Apple doesn't do that. Coke doesn't do that. Newspapers shouldn't either.

Meanwhile, another timely local newspaper survey reveals the following:

-- The average amount of time spent with each edition of a local community newspaper is 38.95 minutes.

-- The percentage who read all or most of each paper is 73 percent.

-- The most frequently read topic remains local news.

-- Adults who rely on community newspapers as their primary source for local news is 51.8 percent (nearly four times more than the next nearest medium and 10 times greater than the Internet).

-- Those who believe their community newspaper's coverage of local news is good to excellent is 75 percent.

Meanwhile, when the Super Bowl is played again this coming February, 49 percent of U.S. households will be glued to the TV. Yet during that same timeframe, 70 percent of those households will be reading a newspaper.

But perhaps my favorite newspaper factoid remains this: The number of printed words on the front page of a daily newspaper exceeds all those spoken in an entire 30-minute network newscast.
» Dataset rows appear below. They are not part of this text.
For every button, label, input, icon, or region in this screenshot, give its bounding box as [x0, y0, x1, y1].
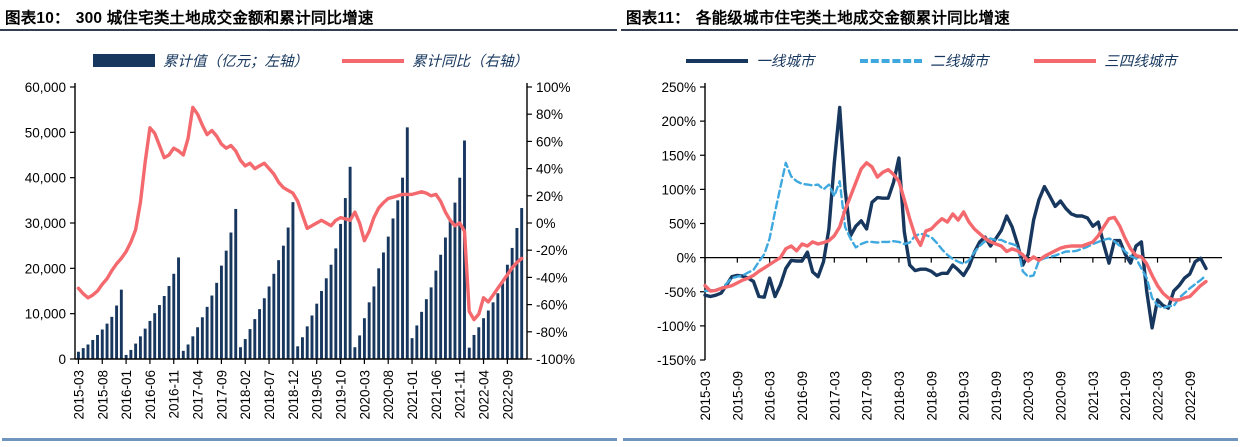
svg-text:10,000: 10,000	[25, 307, 66, 322]
svg-text:2017-04: 2017-04	[191, 370, 206, 420]
svg-text:20%: 20%	[536, 189, 563, 204]
svg-text:50,000: 50,000	[25, 125, 66, 140]
bar-swatch-icon	[93, 54, 155, 67]
svg-text:2020-03: 2020-03	[357, 370, 372, 420]
svg-text:2017-09: 2017-09	[860, 371, 875, 421]
svg-text:-60%: -60%	[536, 298, 568, 313]
legend-label: 一线城市	[756, 54, 815, 70]
legend-item-yoy-line: 累计同比（右轴）	[342, 50, 528, 71]
chart11-legend: 一线城市 二线城市 三四线城市	[621, 50, 1242, 71]
svg-text:2021-09: 2021-09	[1118, 371, 1133, 421]
svg-text:2020-03: 2020-03	[1021, 371, 1036, 421]
svg-text:2018-07: 2018-07	[262, 370, 277, 420]
svg-text:2019-09: 2019-09	[989, 371, 1004, 421]
svg-text:2015-09: 2015-09	[730, 371, 745, 421]
chart10-canvas: 60,000 50,000 40,000 30,000 20,000 10,000 0 100…	[25, 80, 575, 420]
svg-text:2018-12: 2018-12	[286, 370, 301, 420]
svg-text:2021-03: 2021-03	[1086, 371, 1101, 421]
figure-bottom-rule	[2, 438, 617, 441]
svg-text:0%: 0%	[676, 251, 696, 266]
svg-text:40,000: 40,000	[25, 171, 66, 186]
svg-text:2019-03: 2019-03	[957, 371, 972, 421]
svg-text:80%: 80%	[536, 107, 563, 122]
legend-label: 三四线城市	[1104, 54, 1177, 70]
figure-title: 图表10： 300 城住宅类土地成交金额和累计同比增速	[5, 6, 613, 28]
svg-text:30,000: 30,000	[25, 216, 66, 231]
svg-text:2021-11: 2021-11	[453, 370, 468, 419]
svg-text:250%: 250%	[661, 80, 696, 95]
svg-text:2022-03: 2022-03	[1151, 371, 1166, 421]
svg-text:2022-09: 2022-09	[1183, 371, 1198, 421]
svg-text:0: 0	[58, 352, 66, 367]
legend-label: 二线城市	[930, 54, 989, 70]
svg-text:2016-06: 2016-06	[143, 370, 158, 420]
svg-text:0%: 0%	[536, 216, 556, 231]
svg-text:-80%: -80%	[536, 325, 568, 340]
chart11-canvas: 250%200%150%100%50%0%-50%-100%-150%2015-…	[657, 80, 1222, 421]
svg-text:2016-01: 2016-01	[119, 370, 134, 420]
figure-panel-11: 图表11： 各能级城市住宅类土地成交金额累计同比增速 一线城市 二线城市 三四线城…	[621, 0, 1242, 447]
svg-text:2015-08: 2015-08	[95, 370, 110, 420]
legend-item-tier1: 一线城市	[686, 50, 814, 71]
chart10-legend: 累计值（亿元；左轴） 累计同比（右轴）	[0, 50, 621, 71]
svg-text:2019-05: 2019-05	[310, 370, 325, 420]
svg-text:2022-09: 2022-09	[500, 370, 515, 420]
svg-text:2015-03: 2015-03	[698, 371, 713, 421]
line-swatch-icon	[686, 58, 749, 63]
svg-text:2015-03: 2015-03	[71, 370, 86, 420]
figure-label: 图表11：	[626, 10, 690, 27]
svg-text:40%: 40%	[536, 162, 563, 177]
svg-text:2021-01: 2021-01	[405, 370, 420, 420]
figure-label: 图表10：	[5, 10, 70, 27]
svg-text:2021-06: 2021-06	[429, 370, 444, 420]
svg-text:2022-04: 2022-04	[477, 370, 492, 420]
svg-text:60%: 60%	[536, 134, 563, 149]
svg-text:200%: 200%	[661, 114, 696, 129]
legend-label: 累计值（亿元；左轴）	[163, 54, 308, 70]
svg-text:2017-09: 2017-09	[214, 370, 229, 420]
svg-text:2018-02: 2018-02	[238, 370, 253, 420]
svg-text:-50%: -50%	[664, 285, 696, 300]
svg-text:-100%: -100%	[536, 352, 575, 367]
svg-text:100%: 100%	[536, 80, 571, 95]
title-underline	[621, 29, 1238, 31]
line-swatch-icon	[342, 58, 404, 63]
svg-text:2016-11: 2016-11	[167, 370, 182, 419]
figure-panel-10: 图表10： 300 城住宅类土地成交金额和累计同比增速 累计值（亿元；左轴） 累计…	[0, 6, 621, 441]
legend-item-tier34: 三四线城市	[1034, 50, 1177, 71]
svg-text:50%: 50%	[669, 217, 696, 232]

Yep, that's the way it is ...

So who's really in jeopardy now, Trebek? Not sure we ever found out like you promised with that final question/answer.

But before we go, in regard to that final "Jeopardy" question: The Sun changed its nameplate to "The Son" in honor of the July 22, 2013 royal birth of Prince George, son of William and Kate.

Yikes. We can only hope journalism like that is indeed a dying breed.